Another former student shared her feelings about relationship-based classroom management: “There is a lack of quality in learning when there is no relationship. I now look at and watch all of my teachers, hoping that they will want to build at least half of the relationships that you built with your students. If the teacher gets to know the student’s story and shows an interest in the student’s life, the student will, in return, care about what the teacher has to say.”

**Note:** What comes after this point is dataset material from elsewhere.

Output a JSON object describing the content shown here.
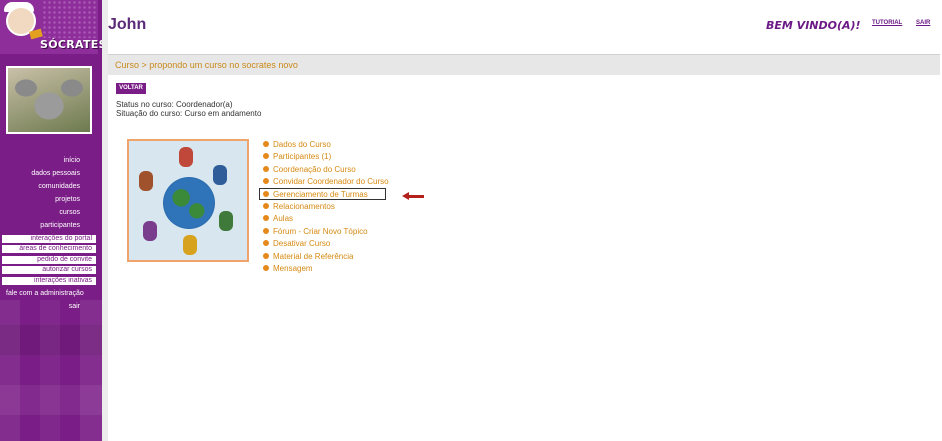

Relationships are two-sided. When a teacher takes the time to invest in students, students will do the same in return. About 15 months ago, my husband was diagnosed with an aggressive form of colorectal cancer, and at the time of his diagnosis, I was still in the classroom. At that time, my students saw more of my humanity I had ever allowed a group of teenagers to see, mostly because it was impossible to hide my fear and my tears. And do you know what they did? They responded to me with love—with the most incredible love I have ever seen and received from children in my life. I received hugs and cards, candles, blankets, candies, and just “we wanted to check on you” inquiries from them.
Do you know why?
Because we built a community. That’s why. Because we took the time to love on each other. To take care of each other. To put people before the curriculum. To make sure they knew that they mattered to me more than any book or paper ever could matter to me. Sure, we got our work done, and they wrote some great papers for my class. They did incredible work. But their work was NEVER more important than the mental health checks we did on Fridays, and it was never more important than a hug if someone needed it or a high five if someone got their dream part in the musical or started varsity in basketball for the first time or needed to close my door and scream because they were upset.
Their papers, friends, were never more important than their humanity. And I think, so often in education, we get caught up in scores and rubrics and grades that we forget that these people are children. They are someone’s babies. They are someone’s most prized possessions. Remember when I told you that it all changed for me when my son was born? That’s when I knew I had to find another way? It’s true.
It changed because I looked out across my classroom at a sea of someone else’s babies and I realized that someone felt about all of those children the exact way that I felt about my son. So, if I was good at building relationships before—and I was—I committed to being great at it after he was born. Because I knew that if someone ever treated him as a test score or a category on a rubric, it would break my heart.
And so, my challenge to you is this: put those young people first, and realize that the achievement will come. There is no need to rush it. It will happen. This pandemic has changed them. It has changed all of us. It has forever altered how and where and when we communicate with one another. Teach them how to be people again. Look them in the eyes and tell them that they matter. Remind them they matter until they believe you. Make sure they know that you are glad to see them today. Smile at them. Ask them how they are doing—and mean it. Because, chances are, you’re the only teacher today who has.